They quit their jobs and returned home, where they worked for father and lived in the old home, while we moved to 408 S. Dudley St., Macomb. Father had a screen wire partially enclosed porch attached to the back of the house and the four Tolands slept in it for two years. Both Herb and she regained their health so well that she has lived for nearly 60 years since her threatened attack. It was Ken’s and Lorna’s joy to be present at her birthday party and meet many of her 50 descendants, as well as other relations and friends of hers and ours.
In speaking of it afterward, he explained Stella had at the party, asked them to a dinner in her apartment a few days later, which they accepted. In Ken’s words, “She is such a spry old lady that she cooked and served our gang with a wonderful meal. We wondered if she was not 50 instead of 80.”

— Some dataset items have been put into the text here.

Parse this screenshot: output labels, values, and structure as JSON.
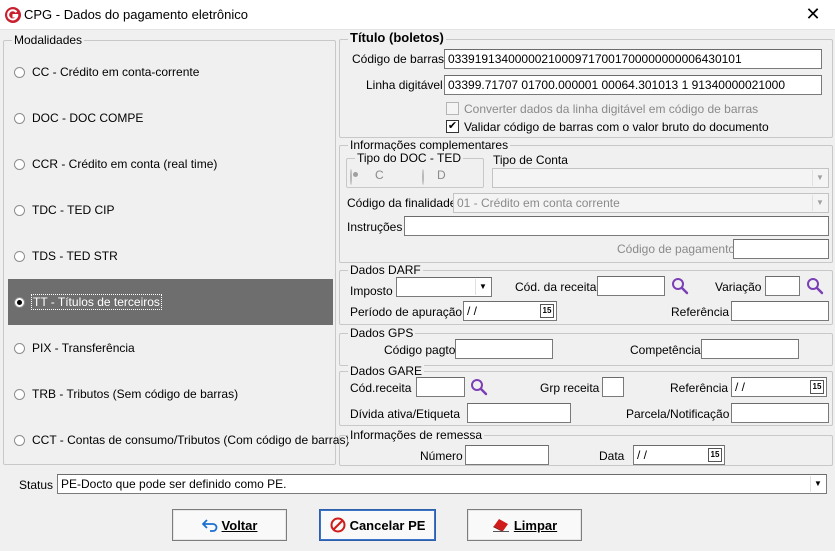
{
  "window": {
    "title": "CPG - Dados do pagamento eletrônico",
    "close_glyph": "✕"
  },
  "modalidades": {
    "title": "Modalidades",
    "items": [
      {
        "label": "CC  - Crédito em conta-corrente",
        "selected": false
      },
      {
        "label": "DOC - DOC COMPE",
        "selected": false
      },
      {
        "label": "CCR - Crédito em conta (real time)",
        "selected": false
      },
      {
        "label": "TDC - TED CIP",
        "selected": false
      },
      {
        "label": "TDS - TED STR",
        "selected": false
      },
      {
        "label": "TT  - Títulos de terceiros",
        "selected": true
      },
      {
        "label": "PIX - Transferência",
        "selected": false
      },
      {
        "label": "TRB - Tributos (Sem código de barras)",
        "selected": false
      },
      {
        "label": "CCT - Contas de consumo/Tributos (Com código de barras)",
        "selected": false
      }
    ]
  },
  "titulo": {
    "title": "Título (boletos)",
    "codigo_barras_label": "Código de barras",
    "codigo_barras_value": "03391913400000210009717001700000000006430101",
    "linha_digitavel_label": "Linha digitável",
    "linha_digitavel_value": "03399.71707 01700.000001 00064.301013 1 91340000021000",
    "converter_label": "Converter dados da linha digitável em código de barras",
    "converter_checked": false,
    "validar_label": "Validar código de barras com o valor bruto do documento",
    "validar_checked": true,
    "check_glyph": "✔"
  },
  "info_compl": {
    "title": "Informações complementares",
    "tipo_doc_ted_title": "Tipo do DOC - TED",
    "opt_c": "C",
    "opt_d": "D",
    "tipo_conta_label": "Tipo de Conta",
    "tipo_conta_value": "",
    "codigo_finalidade_label": "Código da finalidade",
    "codigo_finalidade_value": "01 - Crédito em conta corrente",
    "instrucoes_label": "Instruções",
    "instrucoes_value": "",
    "codigo_pagamento_label": "Código de pagamento",
    "codigo_pagamento_value": ""
  },
  "darf": {
    "title": "Dados DARF",
    "imposto_label": "Imposto",
    "imposto_value": "",
    "cod_receita_label": "Cód. da receita",
    "cod_receita_value": "",
    "variacao_label": "Variação",
    "variacao_value": "",
    "periodo_label": "Período de apuração",
    "periodo_value": " / /",
    "referencia_label": "Referência",
    "referencia_value": ""
  },
  "gps": {
    "title": "Dados GPS",
    "codigo_pagto_label": "Código pagto",
    "codigo_pagto_value": "",
    "competencia_label": "Competência",
    "competencia_value": ""
  },
  "gare": {
    "title": "Dados GARE",
    "cod_receita_label": "Cód.receita",
    "cod_receita_value": "",
    "grp_receita_label": "Grp receita",
    "grp_receita_value": "",
    "referencia_label": "Referência",
    "referencia_value": " / /",
    "divida_label": "Dívida ativa/Etiqueta",
    "divida_value": "",
    "parcela_label": "Parcela/Notificação",
    "parcela_value": ""
  },
  "remessa": {
    "title": "Informações de remessa",
    "numero_label": "Número",
    "numero_value": "",
    "data_label": "Data",
    "data_value": " / /"
  },
  "calendar_glyph": "15",
  "status": {
    "label": "Status",
    "value": "PE-Docto  que pode ser definido como PE."
  },
  "buttons": {
    "voltar": "Voltar",
    "cancelar": "Cancelar PE",
    "limpar": "Limpar"
  },
  "colors": {
    "selected_row": "#6e6e6e",
    "search_icon": "#7b3fb5",
    "cancel_icon": "#d11a1a",
    "back_icon": "#1c6fd0",
    "logo": "#c8202f"
  }
}
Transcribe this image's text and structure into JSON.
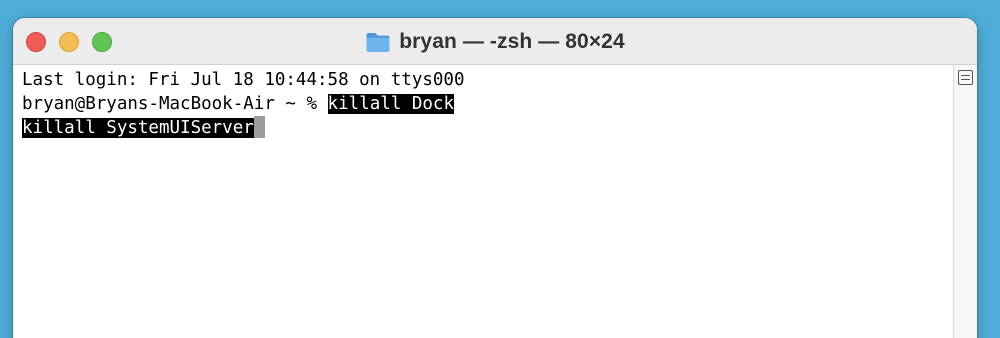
{
  "window": {
    "title": "bryan — -zsh — 80×24"
  },
  "terminal": {
    "line1": "Last login: Fri Jul 18 10:44:58 on ttys000",
    "prompt": "bryan@Bryans-MacBook-Air ~ % ",
    "command1": "killall Dock",
    "command2": "killall SystemUIServer"
  },
  "icons": {
    "title_icon": "folder-icon",
    "split_pane": "split-pane-icon"
  },
  "colors": {
    "desktop": "#4eaed9",
    "close": "#ee5c57",
    "minimize": "#f4bd4f",
    "zoom": "#61c454",
    "folder": "#5aa6e6",
    "selection": "#000000",
    "cursor": "#9b9b9b"
  }
}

Ralph Booth Switzer took his first eight grades at Pleasant Hill School and stayed home to help Dad farm for several years before he entered Macomb Normal and graduated in 1912. He taught in LaHarpe, Ill. and Monmouth, Ill., where he met and later married Orrie (Lady) May Taliaferro (pronounced Tolliver).
She was born and raised in Kentucky where her Negress nurse had called her Lady and the name stuck so well she never hears the Orrie May. Ralph and she lived on Dad’s farm until 1920, when they rented the Taliaferro farm a 1/2 mile east of Roseville, Ill., which they have lived on since and now own a portion of.

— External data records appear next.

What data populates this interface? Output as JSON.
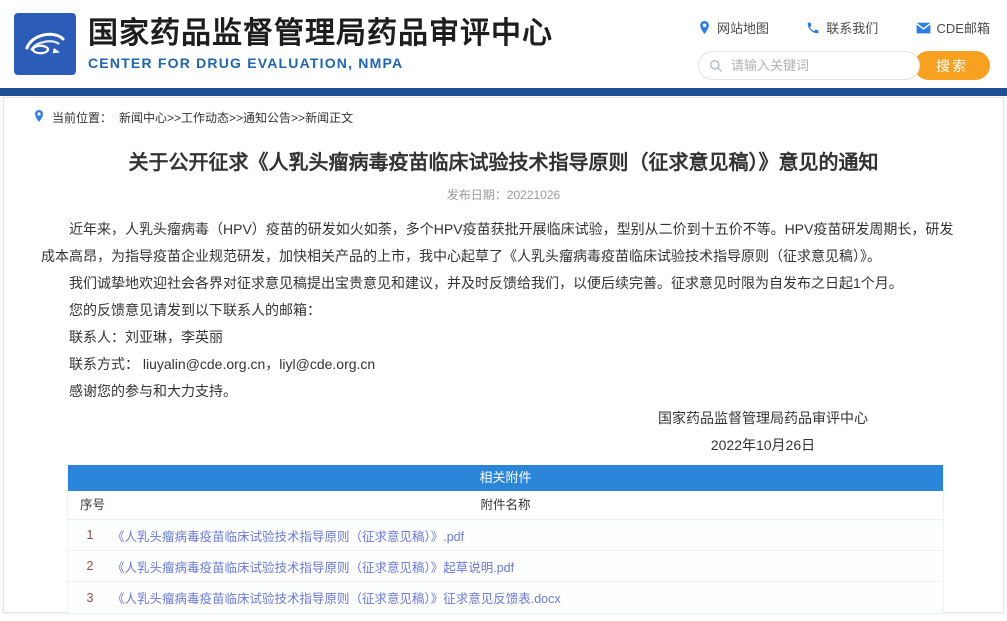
{
  "header": {
    "org_name_cn": "国家药品监督管理局药品审评中心",
    "org_name_en": "CENTER FOR DRUG EVALUATION, NMPA",
    "logo_icon": "cde-swirl-logo",
    "quick_links": [
      {
        "icon": "location-pin-icon",
        "label": "网站地图"
      },
      {
        "icon": "phone-icon",
        "label": "联系我们"
      },
      {
        "icon": "envelope-icon",
        "label": "CDE邮箱"
      }
    ],
    "search": {
      "icon": "search-icon",
      "placeholder": "请输入关键词",
      "button_label": "搜索"
    }
  },
  "breadcrumb": {
    "icon": "location-pin-icon",
    "prefix": "当前位置：",
    "path": "新闻中心>>工作动态>>通知公告>>新闻正文"
  },
  "article": {
    "title": "关于公开征求《人乳头瘤病毒疫苗临床试验技术指导原则（征求意见稿）》意见的通知",
    "publish_date": "发布日期：20221026",
    "paragraphs": [
      "近年来，人乳头瘤病毒（HPV）疫苗的研发如火如荼，多个HPV疫苗获批开展临床试验，型别从二价到十五价不等。HPV疫苗研发周期长，研发成本高昂，为指导疫苗企业规范研发，加快相关产品的上市，我中心起草了《人乳头瘤病毒疫苗临床试验技术指导原则（征求意见稿）》。",
      "我们诚挚地欢迎社会各界对征求意见稿提出宝贵意见和建议，并及时反馈给我们，以便后续完善。征求意见时限为自发布之日起1个月。",
      "您的反馈意见请发到以下联系人的邮箱：",
      "联系人：刘亚琳，李英丽",
      "联系方式： liuyalin@cde.org.cn，liyl@cde.org.cn",
      "感谢您的参与和大力支持。"
    ],
    "signature": {
      "org": "国家药品监督管理局药品审评中心",
      "date": "2022年10月26日"
    }
  },
  "attachments": {
    "title": "相关附件",
    "col_no": "序号",
    "col_name": "附件名称",
    "rows": [
      {
        "no": "1",
        "name": "《人乳头瘤病毒疫苗临床试验技术指导原则（征求意见稿）》.pdf"
      },
      {
        "no": "2",
        "name": "《人乳头瘤病毒疫苗临床试验技术指导原则（征求意见稿）》起草说明.pdf"
      },
      {
        "no": "3",
        "name": "《人乳头瘤病毒疫苗临床试验技术指导原则（征求意见稿）》征求意见反馈表.docx"
      }
    ]
  },
  "colors": {
    "navy_bar": "#1e4f95",
    "table_header_blue": "#2b85d8",
    "search_button_orange": "#f8a01f",
    "attachment_link": "#6b79d6",
    "row_number_red": "#9a4b45",
    "icon_blue": "#2f7de1",
    "org_en_blue": "#2065b0",
    "logo_blue": "#2a5cb8"
  }
}
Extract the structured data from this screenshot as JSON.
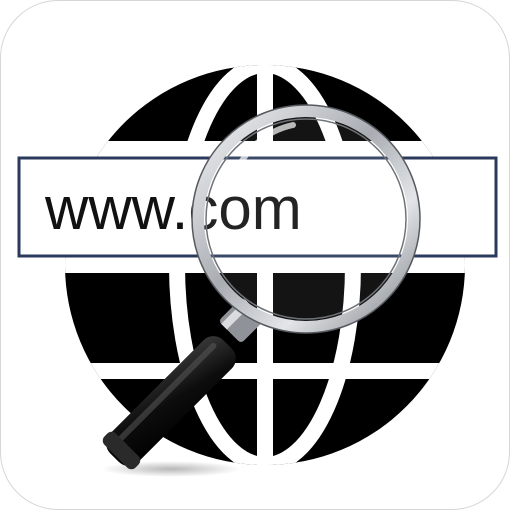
{
  "icon": {
    "url_text": "www.com",
    "name": "web-search",
    "colors": {
      "globe": "#000000",
      "address_bar_border": "#2b3a5c",
      "lens_rim": "#bfc3c8",
      "handle": "#101010",
      "background": "#ffffff"
    }
  }
}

Lady resumed her teaching and continued until she was pensioned off but has been in her home for many years now. They tell us their home is 110 years old but was so strongly built that they had it renovated some years ago instead of tearing it down and building a more modern one. They have three children, Evelyn, Helen and Vincent, all married with children, one of who has children.

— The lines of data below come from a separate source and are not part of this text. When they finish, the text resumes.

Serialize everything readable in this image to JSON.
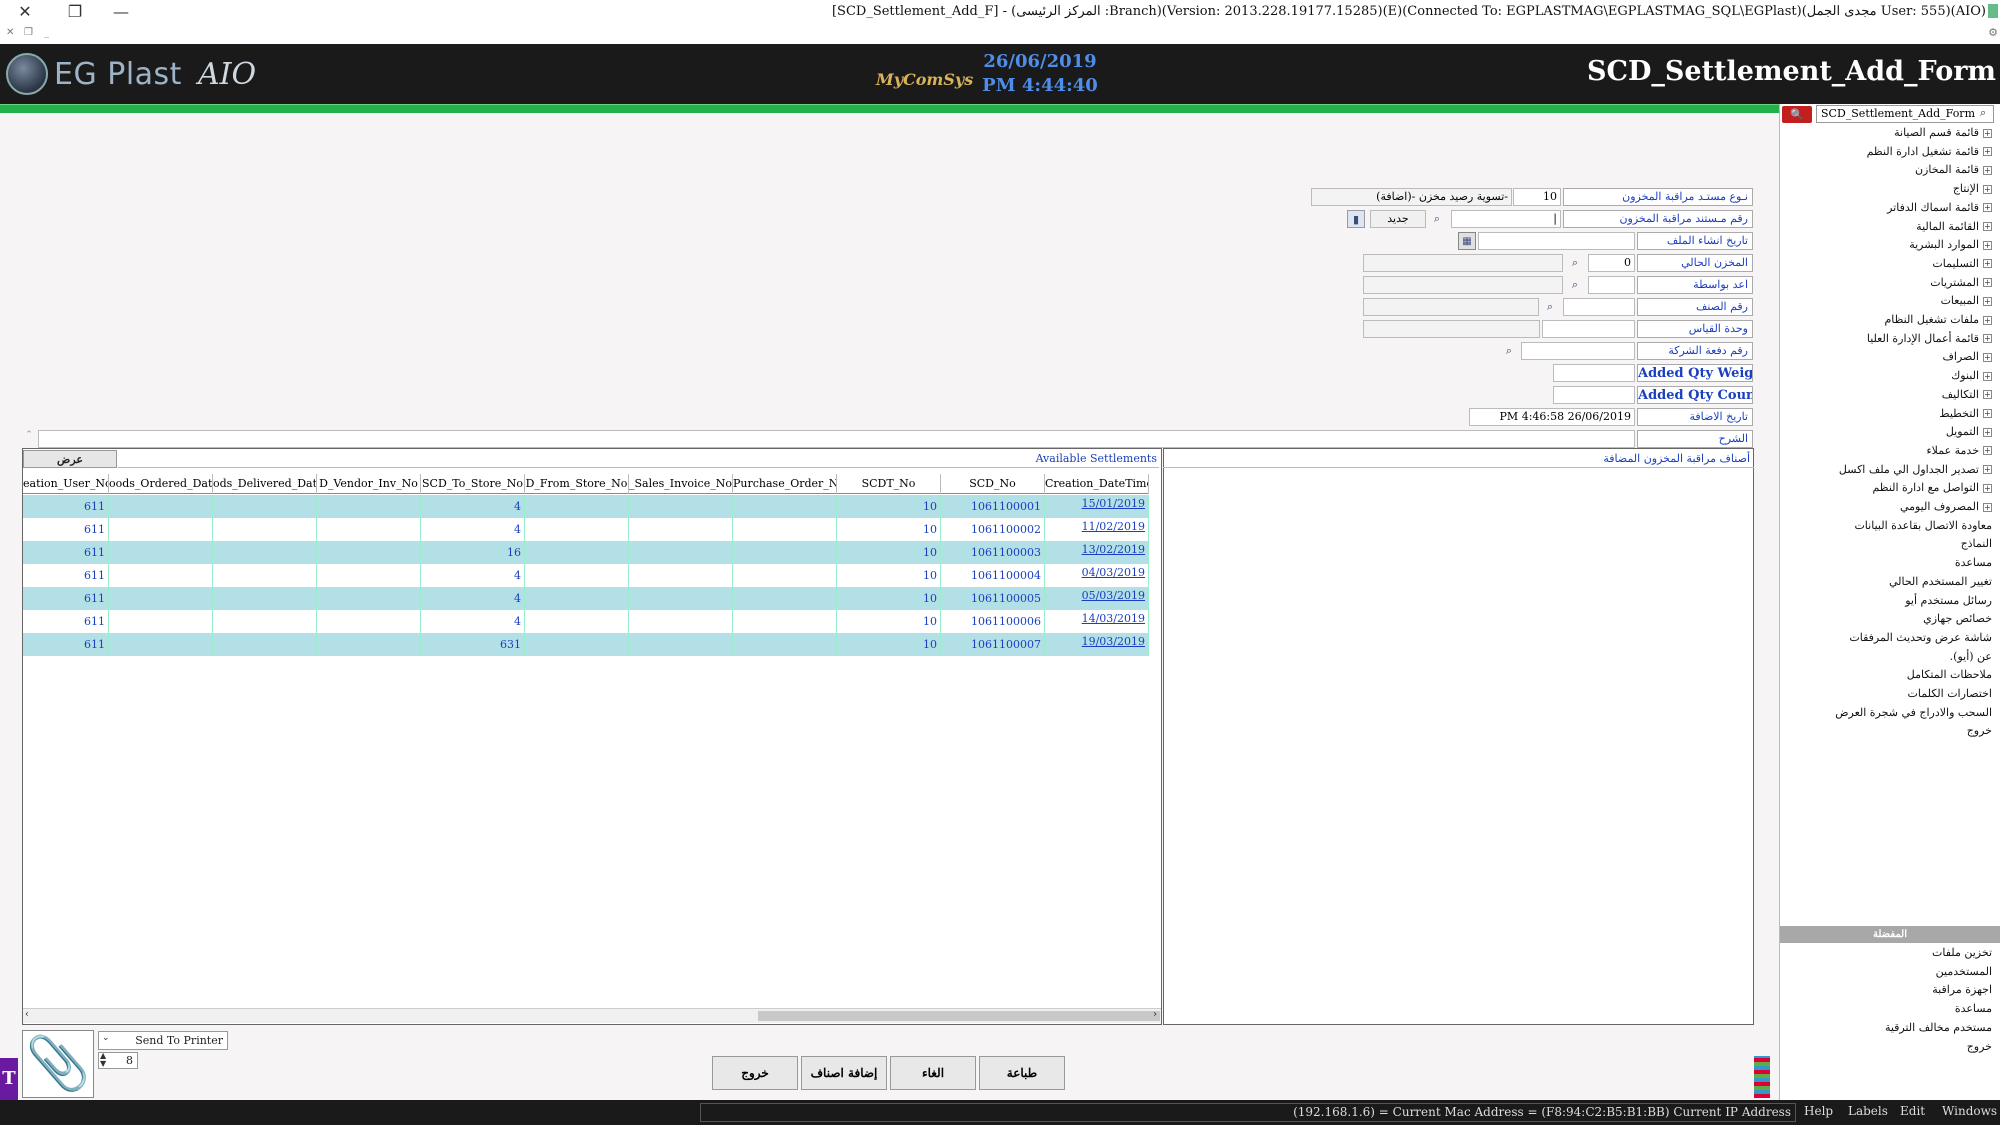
{
  "window": {
    "title": "[SCD_Settlement_Add_F] - (المركز الرئيسى :Branch)(Version: 2013.228.19177.15285)(E)(Connected To: EGPLASTMAG\\EGPLASTMAG_SQL\\EGPlast)(مجدى الجمل User: 555)(AIO)",
    "close": "✕",
    "restore": "❐",
    "minimize": "—"
  },
  "header": {
    "brand": "EG Plast",
    "brand_suffix": "AIO",
    "vendor": "MyComSys",
    "date": "26/06/2019",
    "time": "PM 4:44:40",
    "form_title": "SCD_Settlement_Add_Form"
  },
  "colors": {
    "header_bg": "#1a1a1a",
    "accent_green": "#22b14c",
    "label_blue": "#1a3fbf",
    "row_alt": "#b3dfe6",
    "search_red": "#c41f1f"
  },
  "right_panel": {
    "search_value": "SCD_Settlement_Add_Form",
    "tree": [
      {
        "label": "قائمة قسم الصيانة",
        "expandable": true
      },
      {
        "label": "قائمة تشغيل ادارة النظم",
        "expandable": true
      },
      {
        "label": "قائمة المخازن",
        "expandable": true
      },
      {
        "label": "الإنتاج",
        "expandable": true
      },
      {
        "label": "قائمة اسماك الدفاتر",
        "expandable": true
      },
      {
        "label": "القائمة المالية",
        "expandable": true
      },
      {
        "label": "الموارد البشرية",
        "expandable": true
      },
      {
        "label": "التسليمات",
        "expandable": true
      },
      {
        "label": "المشتريات",
        "expandable": true
      },
      {
        "label": "المبيعات",
        "expandable": true
      },
      {
        "label": "ملفات تشغيل النظام",
        "expandable": true
      },
      {
        "label": "قائمة أعمال الإدارة العليا",
        "expandable": true
      },
      {
        "label": "الصراف",
        "expandable": true
      },
      {
        "label": "البنوك",
        "expandable": true
      },
      {
        "label": "التكاليف",
        "expandable": true
      },
      {
        "label": "التخطيط",
        "expandable": true
      },
      {
        "label": "التمويل",
        "expandable": true
      },
      {
        "label": "خدمة عملاء",
        "expandable": true
      },
      {
        "label": "تصدير الجداول الي ملف اكسل",
        "expandable": true
      },
      {
        "label": "التواصل مع ادارة النظم",
        "expandable": true
      },
      {
        "label": "المصروف اليومي",
        "expandable": true
      },
      {
        "label": "معاودة الاتصال بقاعدة البيانات",
        "expandable": false
      },
      {
        "label": "النماذج",
        "expandable": false
      },
      {
        "label": "مساعدة",
        "expandable": false
      },
      {
        "label": "تغيير المستخدم الحالي",
        "expandable": false
      },
      {
        "label": "رسائل مستخدم أيو",
        "expandable": false
      },
      {
        "label": "خصائص جهازي",
        "expandable": false
      },
      {
        "label": "شاشة عرض وتحديث المرفقات",
        "expandable": false
      },
      {
        "label": "عن (أيو).",
        "expandable": false
      },
      {
        "label": "ملاحظات المتكامل",
        "expandable": false
      },
      {
        "label": "اختصارات الكلمات",
        "expandable": false
      },
      {
        "label": "السحب والادراج في شجرة العرض",
        "expandable": false
      },
      {
        "label": "خروج",
        "expandable": false
      }
    ],
    "favorites_title": "المفضلة",
    "favorites": [
      "تخزين ملفات",
      "المستخدمين",
      "اجهزة مراقبة",
      "مساعدة",
      "مستخدم مخالف الترقية",
      "خروج"
    ]
  },
  "form": {
    "doc_type_label": "نـوع مستـد مراقبة المخزون",
    "doc_type_code": "10",
    "doc_type_name": "تسوية رصيد مخزن -(اضافة)-",
    "doc_no_label": "رقم مـستند مراقبة المخزون",
    "doc_no_value": "|",
    "new_label": "جديد",
    "created_date_label": "تاريخ انشاء الملف",
    "current_store_label": "المخزن الحالي",
    "current_store_value": "0",
    "prepared_by_label": "اعد بواسطة",
    "item_no_label": "رقم الصنف",
    "unit_label": "وحدة القياس",
    "batch_no_label": "رقم دفعة الشركة",
    "added_qty_weight_label": "Added Qty Weight",
    "added_qty_count_label": "Added Qty Count",
    "added_date_label": "تاريخ الاضافة",
    "added_date_value": "PM 4:46:58 26/06/2019",
    "notes_label": "الشرح"
  },
  "grid": {
    "show_button": "عرض",
    "title": "Available Settlements",
    "columns": [
      "eation_User_No",
      "oods_Ordered_Date",
      "ods_Delivered_Date",
      "D_Vendor_Inv_No",
      "SCD_To_Store_No",
      "D_From_Store_No",
      "_Sales_Invoice_No",
      "Purchase_Order_No",
      "SCDT_No",
      "SCD_No",
      "Creation_DateTime"
    ],
    "rows": [
      {
        "user": "611",
        "to_store": "4",
        "scdt": "10",
        "scd": "1061100001",
        "date": "15/01/2019"
      },
      {
        "user": "611",
        "to_store": "4",
        "scdt": "10",
        "scd": "1061100002",
        "date": "11/02/2019"
      },
      {
        "user": "611",
        "to_store": "16",
        "scdt": "10",
        "scd": "1061100003",
        "date": "13/02/2019"
      },
      {
        "user": "611",
        "to_store": "4",
        "scdt": "10",
        "scd": "1061100004",
        "date": "04/03/2019"
      },
      {
        "user": "611",
        "to_store": "4",
        "scdt": "10",
        "scd": "1061100005",
        "date": "05/03/2019"
      },
      {
        "user": "611",
        "to_store": "4",
        "scdt": "10",
        "scd": "1061100006",
        "date": "14/03/2019"
      },
      {
        "user": "611",
        "to_store": "631",
        "scdt": "10",
        "scd": "1061100007",
        "date": "19/03/2019"
      }
    ]
  },
  "items_panel": {
    "title": "أصناف مراقبة المخزون المضافة"
  },
  "footer": {
    "print": "طباعة",
    "cancel": "الغاء",
    "add_items": "إضافة اصناف",
    "exit": "خروج",
    "printer_option": "Send To Printer",
    "copies": "8"
  },
  "statusbar": {
    "text": "(192.168.1.6) = Current Mac Address = (F8:94:C2:B5:B1:BB) Current IP Address",
    "menus": [
      "Help",
      "Labels",
      "Edit",
      "Windows"
    ]
  }
}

Minnabel was born October 7, 1901 and took her first three grades at Pleasant Hill School before we moved to Macomb. She finished her elementary schooling at Logan school there and was also a Normalite as were Stella, Ralph, Moms and myself before her. She spent her teaching career in Domestic Science, majoring in Foods but has been retired for some years now, having earned a Bachelor’s and a Master’s degree, the latter at the University of Colorado at Denver.
She has been so active in her life that upon retiring she took a job as charwoman to care for a whole floor of a large hotel in Macomb, but has changed the past year to caring for a motel in preference to accepting a desk job. Her address is P.O. Box #95 in preference to giving a street and house address, so if she wants to change her home, she will not have to notify correspondents to that effect. Sis drives her own car but did not marry. She is 66 this next October.